I had one of those moments last week.

I was out with a group of friends who met for dinner, drinks and a strategy session. A friend of ours with two young children is facing a tough diagnosis and the fight of her life. We all want to help and were developing our battle plan.

But as often happens when a group of women get together, we also talked about ourselves and our own battles. One was dealing with a daughter whose behavior has recently involved entanglements with law enforcement and an on again/off again criminal boyfriend. Another has a child who is fighting drug addiction and yet another is dealing with a mother with dementia. After the discussion had evolved from our problems to therapists and solutions, someone said, “I don’t need a therapist, I have girlfriends, and if they can’t accept that I’m imperfect, then they are too busy trying to hide their own imperfections.”

And that’s when my lesson hit me.

Years ago, when I was still counting my daughter’s age in months, my children and I were invited to the first birthday party for the son of  a colleague.

I felt obligated to go even though I didn’t want to. The child’s mother did absolutely everything right. She was working full-time, and her older children were excelling in their activities.  She cooked a real dinner every night, was always making crafts and had been sharing details for days about the decorations and the cake she had made for her son’s party.

At the time, I was relying on my husband to cook most dinners (for the record I still do), and I hadn’t made crafts since Girl Scout camp.

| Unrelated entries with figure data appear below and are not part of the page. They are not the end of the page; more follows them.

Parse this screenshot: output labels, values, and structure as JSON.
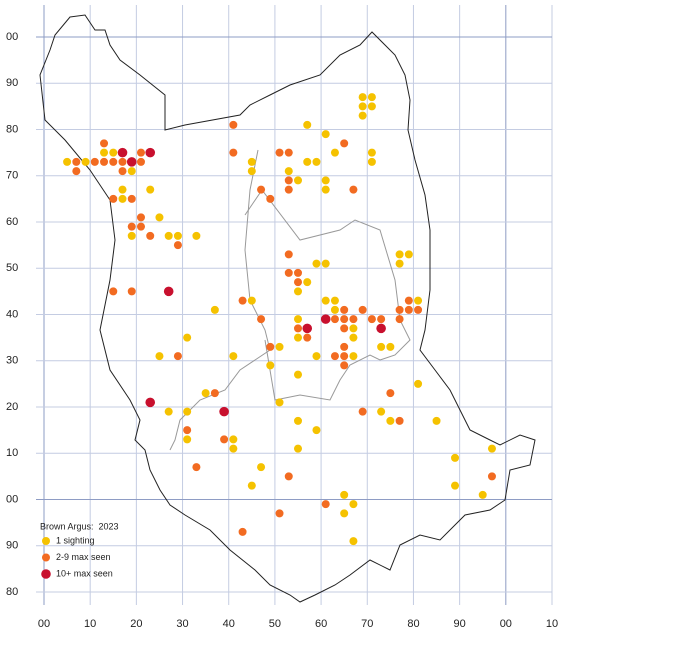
{
  "chart_data": {
    "type": "scatter",
    "legend_title": "Brown Argus:  2023",
    "legend": "lower left",
    "grid": true,
    "xlim": [
      0,
      110
    ],
    "ylim": [
      -20,
      100
    ],
    "xticks": [
      {
        "value": 0,
        "label": "00"
      },
      10,
      20,
      30,
      40,
      50,
      60,
      70,
      80,
      90,
      {
        "value": 100,
        "label": "00"
      },
      {
        "value": 110,
        "label": "10"
      }
    ],
    "yticks": [
      {
        "value": 100,
        "label": "00"
      },
      90,
      80,
      70,
      60,
      50,
      40,
      30,
      20,
      10,
      {
        "value": 0,
        "label": "00"
      },
      {
        "value": -10,
        "label": "90"
      },
      {
        "value": -20,
        "label": "80"
      }
    ],
    "series": [
      {
        "name": "1 sighting",
        "color": "#f5c200",
        "x": [
          5,
          9,
          13,
          15,
          19,
          17,
          23,
          17,
          25,
          19,
          27,
          29,
          33,
          37,
          31,
          25,
          45,
          45,
          53,
          55,
          57,
          57,
          59,
          61,
          61,
          61,
          63,
          69,
          69,
          69,
          71,
          71,
          71,
          71,
          57,
          55,
          59,
          61,
          45,
          61,
          63,
          63,
          55,
          55,
          67,
          67,
          67,
          59,
          51,
          49,
          41,
          55,
          81,
          77,
          77,
          79,
          73,
          75,
          81,
          73,
          75,
          85,
          27,
          31,
          31,
          35,
          41,
          41,
          47,
          45,
          51,
          55,
          55,
          59,
          65,
          67,
          65,
          67,
          89,
          89,
          97,
          95
        ],
        "values": [
          73,
          73,
          75,
          75,
          71,
          67,
          67,
          65,
          61,
          57,
          57,
          57,
          57,
          41,
          35,
          31,
          73,
          71,
          71,
          69,
          81,
          73,
          73,
          79,
          69,
          67,
          75,
          87,
          85,
          83,
          87,
          85,
          75,
          73,
          47,
          45,
          51,
          51,
          43,
          43,
          43,
          41,
          39,
          35,
          37,
          35,
          31,
          31,
          33,
          29,
          31,
          27,
          43,
          53,
          51,
          53,
          33,
          33,
          25,
          19,
          17,
          17,
          19,
          19,
          13,
          23,
          13,
          11,
          7,
          3,
          21,
          17,
          11,
          15,
          1,
          -1,
          -3,
          -9,
          9,
          3,
          11,
          1
        ]
      },
      {
        "name": "2-9 max seen",
        "color": "#f26b21",
        "x": [
          7,
          7,
          11,
          13,
          13,
          15,
          17,
          17,
          19,
          21,
          21,
          15,
          19,
          21,
          19,
          21,
          23,
          29,
          15,
          19,
          29,
          41,
          41,
          51,
          53,
          53,
          47,
          53,
          49,
          65,
          67,
          53,
          53,
          55,
          55,
          43,
          47,
          65,
          63,
          65,
          67,
          69,
          71,
          73,
          55,
          57,
          65,
          65,
          63,
          65,
          65,
          49,
          77,
          77,
          79,
          79,
          81,
          75,
          69,
          77,
          31,
          37,
          39,
          33,
          53,
          51,
          61,
          43,
          97
        ],
        "values": [
          73,
          71,
          73,
          73,
          77,
          73,
          73,
          71,
          73,
          75,
          73,
          65,
          65,
          61,
          59,
          59,
          57,
          55,
          45,
          45,
          31,
          81,
          75,
          75,
          75,
          69,
          67,
          67,
          65,
          77,
          67,
          53,
          49,
          49,
          47,
          43,
          39,
          41,
          39,
          39,
          39,
          41,
          39,
          39,
          37,
          35,
          37,
          33,
          31,
          31,
          29,
          33,
          41,
          39,
          43,
          41,
          41,
          23,
          19,
          17,
          15,
          23,
          13,
          7,
          5,
          -3,
          -1,
          -7,
          5
        ]
      },
      {
        "name": "10+ max seen",
        "color": "#c8102e",
        "x": [
          17,
          19,
          23,
          27,
          61,
          73,
          57,
          23,
          39
        ],
        "values": [
          75,
          73,
          75,
          45,
          39,
          37,
          37,
          21,
          19
        ]
      }
    ]
  }
}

We’d been advised to take my son in for a developmental screening, and I was in no mood to listen to other parents talk about their amazing children. I just wanted to ignore the rest of the world and walk my dogs in the woods. I was sure that going to that  birthday party would simply leave me feeling inadequate. And, initially, it did.

But then, I discovered something. When looking for the bathroom, I accidentally opened the wrong door. Inside that room was my lesson.

I could barely open the door.  I could only push it in enough to see that the room  was crammed almost to the ceiling  with clothes, books, toys and other stuff.  The room looked as though someone had taken every loose item in the house and  shoved it into the room so  no one could see it. The woman holding the party wasn’t nearly as organized as she wanted everyone to think, and she was trying to hide her imperfect housekeeping skills behind a closed door.

At that moment, I realized everyone has some kind of mess in his or her life. Some of them we create ourselves while others are simply a result of the complexity of relationships and personalities. Some of us leave our doors partially shut to some people and wide open to others.

But the only meaningful relationships in our lives are those in which we trust ourselves and others to leave the doors open.